One major problem the film had was pace.  I appreciated the cinematic display of backstory to open the film, giving it the same grandeur feel which LOTR had.  However I felt it was unnecessary to include ‘modern-day’ Bilbo and Frodo.  This assumes the audience has seen the LOTR trilogy and makes it appear to be a spin-off rather than a film of its own right.  The Hobbit was published before LOTR and it feels wrong for the film to be cast along as a ‘younger sibling’ in this way, as it often is.  The film takes far too long to leave Hobbiton and truly get started – about an hour, compared to around 10% through the book.  And once it does leave Hobbiton, despite following the book closely, is simply a series of dangerous situations followed by a fight and victory – particularly once the party enter the Misty Mountains.  I found myself bored by fight scene after fight scene, each one similar to the last, so that the final climactic battle between Thorin, Azog and Bilbo had little effect on me.  I was merely glad once it had ended.

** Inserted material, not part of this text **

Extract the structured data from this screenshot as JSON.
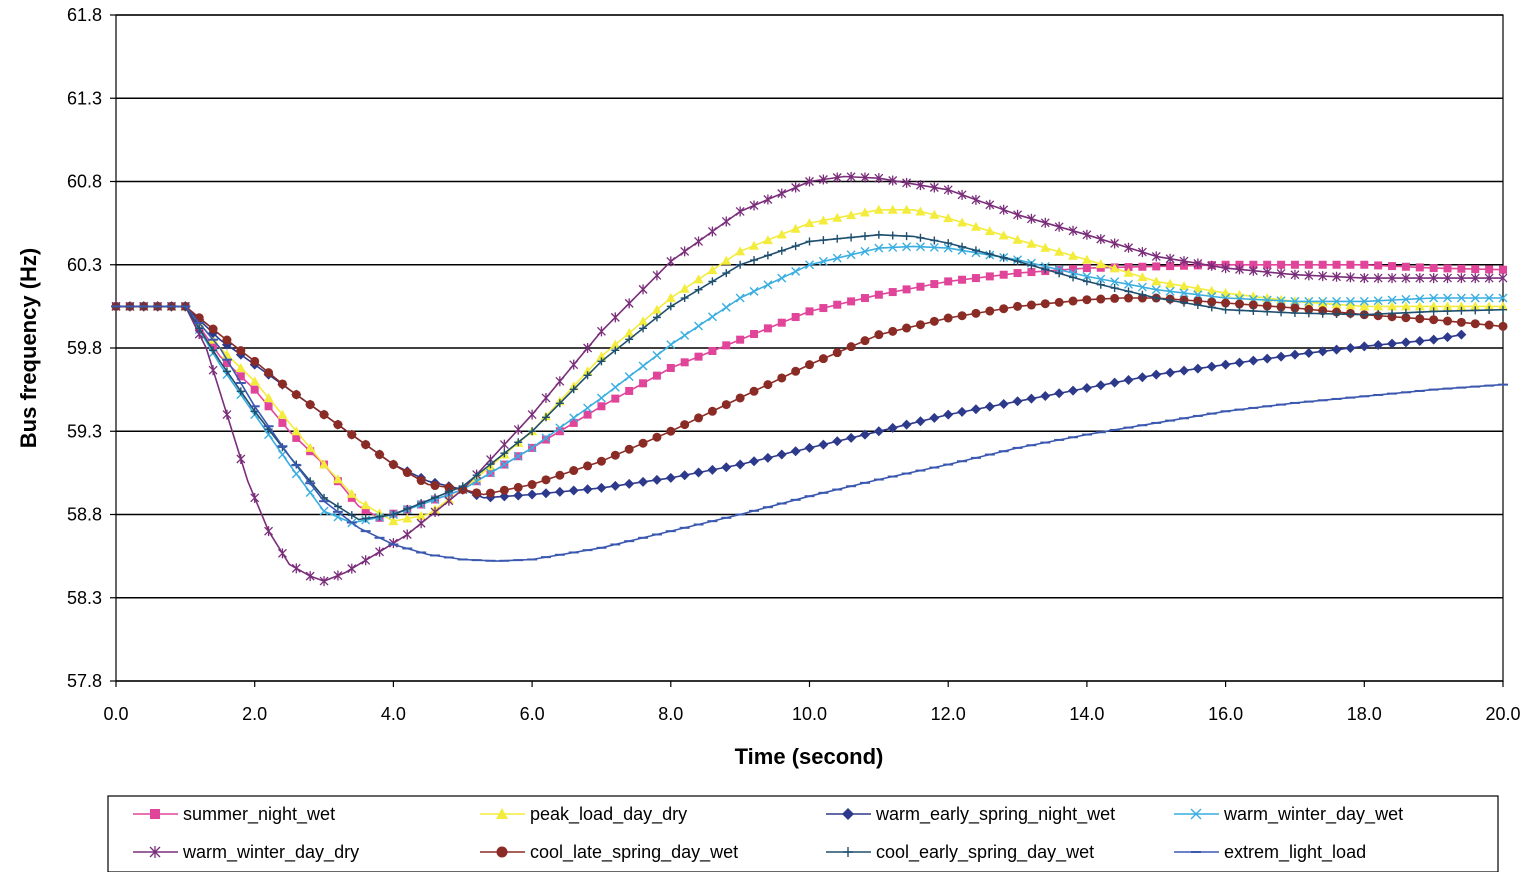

Finally, the film is less realistic than LOTR.  Perhaps this was intentional, but it leads to more potential criticisms of an overly fantastical nature and being like a video game.  The two main examples occur during the fight scenes to escape from the Goblin Kingdom.  Firstly, and this is also a criticism I have of LOTR, the Dwarves must be astonishingly accomplished fighters to take on the entire Goblin army and escape unscathed.  Their invincibility continues as they plummet into the depths of the mines, bouncing from the walls, and again land unscathed.  Are we to assume that dwarves in fact contain several layers of blubber?  There are various other fantasy elements which feel out of place, such as the fight between the giants, which although not unrealistic in themselves – clearly, as this is a fantasy film – the lack of explanation leaves me wondering how it is possible.  Though there are no limits to the imagination in fantasy worlds, they must have rules and explanations, otherwise the story has no boundaries and feels unconvincing.  This is something Tolkein usually achieved to great success within his work, causing this to jar even more.  And most confusingly, why couldn’t the eagles fly them all the way to Erebor rather than planting them in front of a deep, dangerous forest?

I’ve heaped much criticism onto The Hobbit, but I do need to reiterate that I heavily enjoyed the film.  It was never going to live up to the legacy of LOTR, and that aside it didn’t, in my opinion, quite reach its potential.  Despite that, it’s still an excellent film that will long be remembered, if doomed to be eternally shadowed by its older sibling – much like the book itself.